From today, companies will need to contribute a minimum of 10% towards the pay of furloughed staff, with the Government topping up the remaining 70%. In August 2021, company payments will increase to 20%, with the Government paying 60%.
According to employment law expert and partner at Shakespeare Martineau, Michael Hibbs, there are a number of legal issues that could arise, should companies take the difficult decision to make redundancies as a result of the changes. These include:
- If redundancies are made, staff are entitled to a full notice period and receive 100% of their full pay during this time;
- Individual consultations are required before notice can be given and when there are 20 redundancies or more across an establishment collective consultation is required;
- Employees are entitled to be paid in full when looking to take annual leave. Therefore, if an employee was to take their holiday whilst being furloughed, they must be paid in full. This includes all accrued holiday up to the redundancy termination date and
- Those returning from furlough can carry over any holiday allowance into the next holiday year.

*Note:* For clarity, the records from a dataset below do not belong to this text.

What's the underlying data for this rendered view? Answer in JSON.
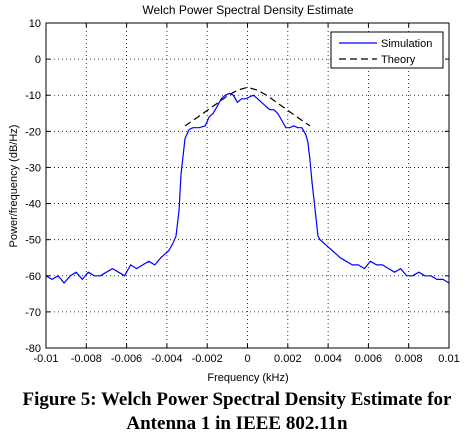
{
  "chart_data": {
    "type": "line",
    "title": "Welch Power Spectral Density Estimate",
    "xlabel": "Frequency (kHz)",
    "ylabel": "Power/frequency (dB/Hz)",
    "xlim": [
      -0.01,
      0.01
    ],
    "ylim": [
      -80,
      10
    ],
    "xticks": [
      -0.01,
      -0.008,
      -0.006,
      -0.004,
      -0.002,
      0,
      0.002,
      0.004,
      0.006,
      0.008,
      0.01
    ],
    "xtick_labels": [
      "-0.01",
      "-0.008",
      "-0.006",
      "-0.004",
      "-0.002",
      "0",
      "0.002",
      "0.004",
      "0.006",
      "0.008",
      "0.01"
    ],
    "yticks": [
      10,
      0,
      -10,
      -20,
      -30,
      -40,
      -50,
      -60,
      -70,
      -80
    ],
    "ytick_labels": [
      "10",
      "0",
      "-10",
      "-20",
      "-30",
      "-40",
      "-50",
      "-60",
      "-70",
      "-80"
    ],
    "grid": true,
    "legend_position": "top-right",
    "series": [
      {
        "name": "Simulation",
        "color": "#0000ff",
        "style": "solid",
        "x": [
          -0.01,
          -0.0097,
          -0.0094,
          -0.0091,
          -0.0088,
          -0.0085,
          -0.0082,
          -0.0079,
          -0.0076,
          -0.0073,
          -0.007,
          -0.0067,
          -0.0064,
          -0.0061,
          -0.0058,
          -0.0055,
          -0.0052,
          -0.0049,
          -0.0046,
          -0.0043,
          -0.0041,
          -0.0039,
          -0.0037,
          -0.00355,
          -0.0034,
          -0.0033,
          -0.0031,
          -0.0029,
          -0.0027,
          -0.0024,
          -0.0021,
          -0.0019,
          -0.0017,
          -0.0015,
          -0.0013,
          -0.0011,
          -0.0009,
          -0.0007,
          -0.0005,
          -0.0003,
          -0.0001,
          0.0001,
          0.0003,
          0.0005,
          0.0007,
          0.0009,
          0.0011,
          0.0013,
          0.0015,
          0.0017,
          0.0019,
          0.0021,
          0.0023,
          0.0025,
          0.0027,
          0.0029,
          0.003,
          0.0031,
          0.0032,
          0.0034,
          0.0035,
          0.0036,
          0.0038,
          0.004,
          0.0042,
          0.0044,
          0.0046,
          0.0049,
          0.0052,
          0.0055,
          0.0058,
          0.0061,
          0.0064,
          0.0067,
          0.007,
          0.0073,
          0.0076,
          0.0079,
          0.0082,
          0.0085,
          0.0088,
          0.0091,
          0.0094,
          0.0097,
          0.01
        ],
        "y": [
          -60,
          -61,
          -60,
          -62,
          -60,
          -59,
          -61,
          -59,
          -60,
          -60,
          -59,
          -58,
          -59,
          -60,
          -57,
          -58,
          -57,
          -56,
          -57,
          -55,
          -54,
          -53,
          -51,
          -49,
          -42,
          -32,
          -22,
          -19.5,
          -19,
          -19,
          -18.5,
          -16,
          -15,
          -13,
          -11,
          -10,
          -9.5,
          -10,
          -12,
          -11,
          -11,
          -10.5,
          -10,
          -11,
          -12,
          -13,
          -14,
          -14,
          -15,
          -17,
          -19,
          -19,
          -18.5,
          -19,
          -19,
          -21,
          -23,
          -28,
          -34,
          -44,
          -49,
          -50,
          -51,
          -52,
          -53,
          -54,
          -55,
          -56,
          -57,
          -57,
          -58,
          -56,
          -57,
          -57,
          -58,
          -59,
          -58,
          -60,
          -60,
          -59,
          -60,
          -60,
          -61,
          -61,
          -62
        ]
      },
      {
        "name": "Theory",
        "color": "#000000",
        "style": "dashed",
        "x": [
          -0.0031,
          -0.0025,
          -0.002,
          -0.0015,
          -0.001,
          -0.0005,
          0,
          0.0005,
          0.001,
          0.0015,
          0.002,
          0.0025,
          0.0031
        ],
        "y": [
          -18.5,
          -16.2,
          -14.2,
          -12.2,
          -10.2,
          -8.6,
          -7.8,
          -8.6,
          -10.2,
          -12.2,
          -14.2,
          -16.2,
          -18.5
        ]
      }
    ]
  },
  "caption": {
    "line1": "Figure 5: Welch Power Spectral Density Estimate for",
    "line2": "Antenna 1 in IEEE 802.11n"
  }
}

Michael Hibbs, who is a member of Birmingham Law Society, said: “The next few months are going to see the most significant changes to the furlough scheme since it was reintroduced in November. As a result, we could see staff being unfurloughed and being placed at risk of redundancy. Therefore, it is critical that employers and employees both understand their rights when it comes to the scheme, including those surrounding redundancy and holiday pay entitlements.”
The furlough scheme is set to come to an end in September.

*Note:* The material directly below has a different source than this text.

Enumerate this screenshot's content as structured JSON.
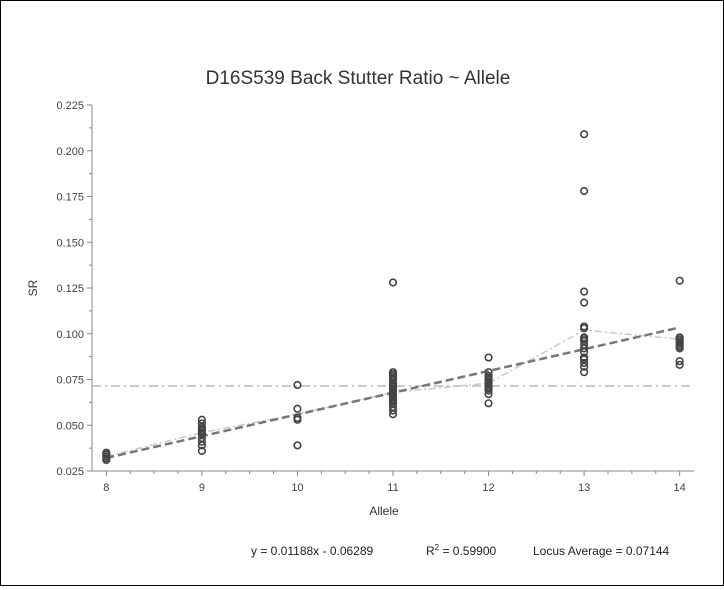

Nick Bowes, Chief Executive of Centre for London said: “The facts that no one seems to want to talk about are just how hard the pandemic has hit London’s economy. The city has consistently had the highest number of staff on furlough out of any English region since July 2020. And although unemployment is down, London still has the highest unemployment rate of any region, nearly 40 per cent higher than the national average, alongside the highest increase in universal credit claims.

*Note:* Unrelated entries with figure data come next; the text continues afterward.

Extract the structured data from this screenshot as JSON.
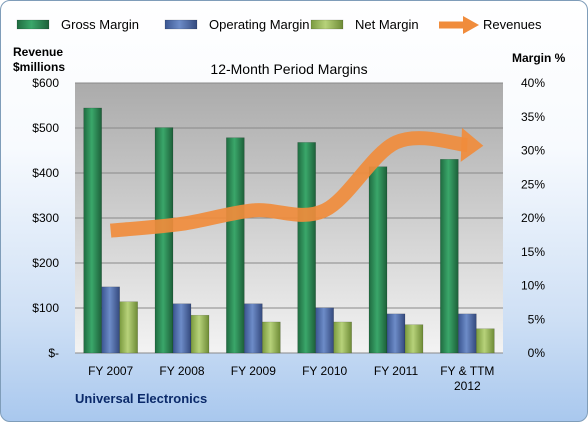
{
  "chart_data": {
    "type": "bar",
    "title": "12-Month Period Margins",
    "company": "Universal Electronics",
    "categories": [
      "FY 2007",
      "FY 2008",
      "FY 2009",
      "FY 2010",
      "FY 2011",
      "FY & TTM 2012"
    ],
    "left_axis": {
      "label_line1": "Revenue",
      "label_line2": "$millions",
      "ticks": [
        "$-",
        "$100",
        "$200",
        "$300",
        "$400",
        "$500",
        "$600"
      ],
      "range": [
        0,
        600
      ]
    },
    "right_axis": {
      "label": "Margin %",
      "ticks": [
        "0%",
        "5%",
        "10%",
        "15%",
        "20%",
        "25%",
        "30%",
        "35%",
        "40%"
      ],
      "range": [
        0,
        40
      ]
    },
    "series": [
      {
        "name": "Gross Margin",
        "type": "bar",
        "axis": "right",
        "color": "#2e8b57",
        "values": [
          36.3,
          33.4,
          31.9,
          31.2,
          27.6,
          28.7
        ]
      },
      {
        "name": "Operating Margin",
        "type": "bar",
        "axis": "right",
        "color": "#4f6fab",
        "values": [
          9.8,
          7.3,
          7.3,
          6.7,
          5.8,
          5.8
        ]
      },
      {
        "name": "Net Margin",
        "type": "bar",
        "axis": "right",
        "color": "#9bbb59",
        "values": [
          7.6,
          5.6,
          4.6,
          4.6,
          4.2,
          3.6
        ]
      },
      {
        "name": "Revenues",
        "type": "line",
        "axis": "left",
        "color": "#f08c3c",
        "values": [
          272,
          287,
          317,
          317,
          468,
          462
        ]
      }
    ],
    "grid": true,
    "legend_position": "top"
  }
}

“This feeds into a dangerous assumption that somehow all is fine in London, and that the capital will just bounce back under its own steam. This risks the city’s recovery, and given how important London is to the UK, the whole country’s recovery too.”
“If the government is serious about levelling up, then it must look to protect jobs in London and support Londoners back into employment by investing in green jobs, enhancing further education, and supporting self-employed workers. It also has to recognise that a one size fits all approach doesn’t work for everywhere and the unique nature of London will need special tailored support to kickstart its economy.
“A furlough cliff-edge could damage London’s recovery and result in real hardship for working Londoners. And a slower recovery for London will mean less money in the Treasury to spend outside the capital on levelling up.”